Als Faramir mit feuchten Haaren und offen stehender Tunika das Schlafgemach betrat, war Éowyn bereits fertig angezogen.
„Was hast du vor?“, fragte er erstaunt.
„Ich will diesen Emyr in Minas Tirith aufsuchen“, erklärte seine Gemahlin kurz angebunden. „Ich muss mehr über dieses Malrond wissen.“
„Du wirst doch nicht etwa mit ihm dort hin gehen?“, fragte Faramir erschrocken.
„Davon ist keine Rede“, meinte Éowyn kopfschüttelnd. „Ich habe heute Nacht von dieser goldenen Höhle geträumt. Das hat mich ziemlich beunruhigt. Ich muss wissen, ob diese Legende ein Körnchen Wahrheit enthält.“
Faramir presste die Lippen zusammen. Er war nicht begeistert von Éowyns Plänen, allerdings wusste er nur zu gut, dass er sie davon nicht abbringen konnte. Mit ihrer Sturheit hatte er in ihrem jungen Eheleben schon einige Male Bekanntschaft gemacht.
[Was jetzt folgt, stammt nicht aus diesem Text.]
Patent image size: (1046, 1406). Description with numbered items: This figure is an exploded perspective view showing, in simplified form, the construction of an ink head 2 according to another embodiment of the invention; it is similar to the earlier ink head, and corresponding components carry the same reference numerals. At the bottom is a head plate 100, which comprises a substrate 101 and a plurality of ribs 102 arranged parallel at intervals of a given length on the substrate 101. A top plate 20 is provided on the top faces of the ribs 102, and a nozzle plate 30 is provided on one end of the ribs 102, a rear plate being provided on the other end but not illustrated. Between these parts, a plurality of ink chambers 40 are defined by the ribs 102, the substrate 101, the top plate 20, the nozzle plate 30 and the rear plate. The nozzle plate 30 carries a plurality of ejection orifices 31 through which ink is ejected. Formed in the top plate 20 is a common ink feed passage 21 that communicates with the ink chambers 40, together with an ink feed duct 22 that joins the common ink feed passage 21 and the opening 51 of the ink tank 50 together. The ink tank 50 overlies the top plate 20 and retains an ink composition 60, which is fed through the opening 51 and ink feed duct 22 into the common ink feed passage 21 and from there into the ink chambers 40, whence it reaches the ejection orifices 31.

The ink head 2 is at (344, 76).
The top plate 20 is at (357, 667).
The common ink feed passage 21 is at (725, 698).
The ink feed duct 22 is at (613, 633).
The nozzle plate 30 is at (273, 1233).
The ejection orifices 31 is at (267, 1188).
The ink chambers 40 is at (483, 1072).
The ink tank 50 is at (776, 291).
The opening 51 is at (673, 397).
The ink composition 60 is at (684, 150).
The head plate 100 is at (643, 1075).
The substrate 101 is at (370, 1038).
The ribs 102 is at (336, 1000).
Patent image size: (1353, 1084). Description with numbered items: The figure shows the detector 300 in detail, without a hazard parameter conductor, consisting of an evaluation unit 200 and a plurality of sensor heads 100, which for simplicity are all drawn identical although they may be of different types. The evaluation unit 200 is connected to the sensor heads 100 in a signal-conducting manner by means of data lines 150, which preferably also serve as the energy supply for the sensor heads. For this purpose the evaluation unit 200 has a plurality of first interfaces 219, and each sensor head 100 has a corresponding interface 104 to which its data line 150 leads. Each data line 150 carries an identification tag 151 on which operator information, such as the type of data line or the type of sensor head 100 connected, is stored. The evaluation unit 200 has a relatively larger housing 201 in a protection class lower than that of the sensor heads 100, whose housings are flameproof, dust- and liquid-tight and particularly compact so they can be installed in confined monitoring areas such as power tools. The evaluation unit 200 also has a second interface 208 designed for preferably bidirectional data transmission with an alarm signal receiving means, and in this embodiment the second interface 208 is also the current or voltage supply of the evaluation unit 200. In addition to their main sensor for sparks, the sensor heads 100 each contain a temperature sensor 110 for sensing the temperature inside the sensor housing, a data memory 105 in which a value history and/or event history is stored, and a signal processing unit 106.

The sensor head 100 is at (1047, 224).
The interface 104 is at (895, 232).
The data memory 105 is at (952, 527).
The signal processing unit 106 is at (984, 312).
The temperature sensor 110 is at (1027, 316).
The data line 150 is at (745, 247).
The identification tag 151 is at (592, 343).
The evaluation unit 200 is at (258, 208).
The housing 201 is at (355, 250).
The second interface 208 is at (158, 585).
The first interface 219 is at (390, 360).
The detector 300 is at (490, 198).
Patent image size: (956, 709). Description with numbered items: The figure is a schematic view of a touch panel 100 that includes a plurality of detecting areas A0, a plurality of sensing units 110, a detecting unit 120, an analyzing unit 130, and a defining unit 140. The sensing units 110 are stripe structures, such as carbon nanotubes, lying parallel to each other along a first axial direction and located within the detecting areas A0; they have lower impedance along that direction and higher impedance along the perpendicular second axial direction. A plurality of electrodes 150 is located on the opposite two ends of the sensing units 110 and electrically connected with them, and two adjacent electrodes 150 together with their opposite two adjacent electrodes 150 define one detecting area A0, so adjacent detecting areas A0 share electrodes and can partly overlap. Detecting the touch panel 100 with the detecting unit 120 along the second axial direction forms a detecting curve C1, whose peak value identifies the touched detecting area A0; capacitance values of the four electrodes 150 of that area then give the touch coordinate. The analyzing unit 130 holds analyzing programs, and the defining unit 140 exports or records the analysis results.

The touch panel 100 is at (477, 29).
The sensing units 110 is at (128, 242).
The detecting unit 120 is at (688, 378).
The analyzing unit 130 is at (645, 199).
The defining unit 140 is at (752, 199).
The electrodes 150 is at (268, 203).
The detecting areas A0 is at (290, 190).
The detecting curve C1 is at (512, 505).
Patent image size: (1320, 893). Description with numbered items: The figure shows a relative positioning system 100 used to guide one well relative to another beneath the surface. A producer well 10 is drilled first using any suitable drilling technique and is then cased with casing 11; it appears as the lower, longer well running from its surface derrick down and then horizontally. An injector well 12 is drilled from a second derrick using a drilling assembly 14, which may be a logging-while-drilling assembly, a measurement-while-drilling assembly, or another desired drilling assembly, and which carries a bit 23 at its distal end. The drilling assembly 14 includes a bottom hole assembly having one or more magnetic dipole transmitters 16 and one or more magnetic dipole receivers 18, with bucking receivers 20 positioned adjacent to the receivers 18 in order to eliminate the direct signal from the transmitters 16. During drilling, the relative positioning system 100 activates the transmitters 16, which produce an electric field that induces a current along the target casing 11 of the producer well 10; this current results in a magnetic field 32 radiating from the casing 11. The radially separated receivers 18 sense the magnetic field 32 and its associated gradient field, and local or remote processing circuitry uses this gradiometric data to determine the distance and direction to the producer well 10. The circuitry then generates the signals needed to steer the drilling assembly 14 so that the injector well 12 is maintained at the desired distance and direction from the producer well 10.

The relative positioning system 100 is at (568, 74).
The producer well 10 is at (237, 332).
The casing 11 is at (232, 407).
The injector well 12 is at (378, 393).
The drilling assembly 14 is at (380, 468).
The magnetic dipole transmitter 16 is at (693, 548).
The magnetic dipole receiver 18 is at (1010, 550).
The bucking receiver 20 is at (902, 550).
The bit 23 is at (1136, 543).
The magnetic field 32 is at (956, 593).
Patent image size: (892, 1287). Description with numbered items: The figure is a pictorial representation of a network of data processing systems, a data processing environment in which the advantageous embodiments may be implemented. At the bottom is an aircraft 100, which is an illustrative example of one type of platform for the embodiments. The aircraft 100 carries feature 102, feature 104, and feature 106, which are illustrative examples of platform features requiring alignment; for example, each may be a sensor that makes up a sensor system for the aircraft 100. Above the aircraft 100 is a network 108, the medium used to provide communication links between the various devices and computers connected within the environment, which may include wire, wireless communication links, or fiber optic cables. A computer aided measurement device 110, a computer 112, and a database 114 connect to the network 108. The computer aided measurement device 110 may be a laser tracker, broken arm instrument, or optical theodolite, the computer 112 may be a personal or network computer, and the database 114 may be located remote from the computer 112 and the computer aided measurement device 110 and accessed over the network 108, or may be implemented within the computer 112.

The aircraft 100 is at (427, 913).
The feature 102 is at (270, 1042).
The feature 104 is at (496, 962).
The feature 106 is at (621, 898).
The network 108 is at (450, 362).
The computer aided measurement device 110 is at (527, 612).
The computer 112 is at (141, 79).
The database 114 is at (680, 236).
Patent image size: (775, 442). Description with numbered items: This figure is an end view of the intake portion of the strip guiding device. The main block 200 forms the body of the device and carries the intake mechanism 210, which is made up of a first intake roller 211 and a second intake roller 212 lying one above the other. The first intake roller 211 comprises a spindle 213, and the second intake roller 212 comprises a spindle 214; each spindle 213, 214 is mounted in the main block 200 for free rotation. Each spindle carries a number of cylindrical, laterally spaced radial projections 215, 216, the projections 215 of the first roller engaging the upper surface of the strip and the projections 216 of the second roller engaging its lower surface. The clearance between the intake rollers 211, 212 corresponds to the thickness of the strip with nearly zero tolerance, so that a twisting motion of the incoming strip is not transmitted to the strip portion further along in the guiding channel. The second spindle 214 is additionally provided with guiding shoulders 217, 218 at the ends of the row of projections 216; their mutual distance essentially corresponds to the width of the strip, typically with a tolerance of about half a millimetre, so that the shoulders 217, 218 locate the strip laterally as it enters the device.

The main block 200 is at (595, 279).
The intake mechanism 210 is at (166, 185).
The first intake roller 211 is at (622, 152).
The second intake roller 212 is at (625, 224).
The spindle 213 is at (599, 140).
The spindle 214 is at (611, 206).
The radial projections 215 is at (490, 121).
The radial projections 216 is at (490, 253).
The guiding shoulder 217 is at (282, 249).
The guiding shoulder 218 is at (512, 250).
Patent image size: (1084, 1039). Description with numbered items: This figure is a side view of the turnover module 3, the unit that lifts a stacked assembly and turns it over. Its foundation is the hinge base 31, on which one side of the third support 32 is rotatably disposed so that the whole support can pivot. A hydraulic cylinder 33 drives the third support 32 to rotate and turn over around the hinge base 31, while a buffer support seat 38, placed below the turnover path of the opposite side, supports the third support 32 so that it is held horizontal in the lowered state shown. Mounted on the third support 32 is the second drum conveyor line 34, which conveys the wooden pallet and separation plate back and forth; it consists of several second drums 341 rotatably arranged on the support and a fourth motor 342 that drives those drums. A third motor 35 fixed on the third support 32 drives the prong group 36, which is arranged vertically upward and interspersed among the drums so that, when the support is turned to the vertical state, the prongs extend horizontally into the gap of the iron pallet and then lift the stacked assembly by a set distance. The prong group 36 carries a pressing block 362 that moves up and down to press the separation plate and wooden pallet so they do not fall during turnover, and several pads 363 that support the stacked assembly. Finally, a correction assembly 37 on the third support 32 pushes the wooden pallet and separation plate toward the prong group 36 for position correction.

„Ich werde dich begleiten“, erklärte Faramir schließlich und zog sich die durchnässte Tunika über den Kopf.
Éowyn wirkte nicht sehr erfreut darüber. Mit ernster Miene verließ sie das Schlafgemach. Sie wollte eigentlich mit dem alten Ritter gerne unter vier Augen sprechen, denn sie hatte auch einige Fragen über ihre Großmutter. Dass Faramir auch dabei sein würde, störte sie.


Die Stimmung war gedämpft, als das Fürstenpaar mit einigen Leibwächtern nach Minas Tirith aufbrach. Faramir spürte, dass er auf dieser kurzen Reise nicht erwünscht war und er ärgerte sich darüber ein wenig. Éowyn und er hatten doch keine Geheimnisse voreinander. Bis jetzt jedenfalls nicht. Die Botschaft dieses alten Ritters hatte alles verändert zwischen ihnen. Éowyn gab sich plötzlich verschlossen und nachdenklich. Vergeblich versuchte er, zu ihr durchzudringen. Dabei wollte er ihr nur helfen.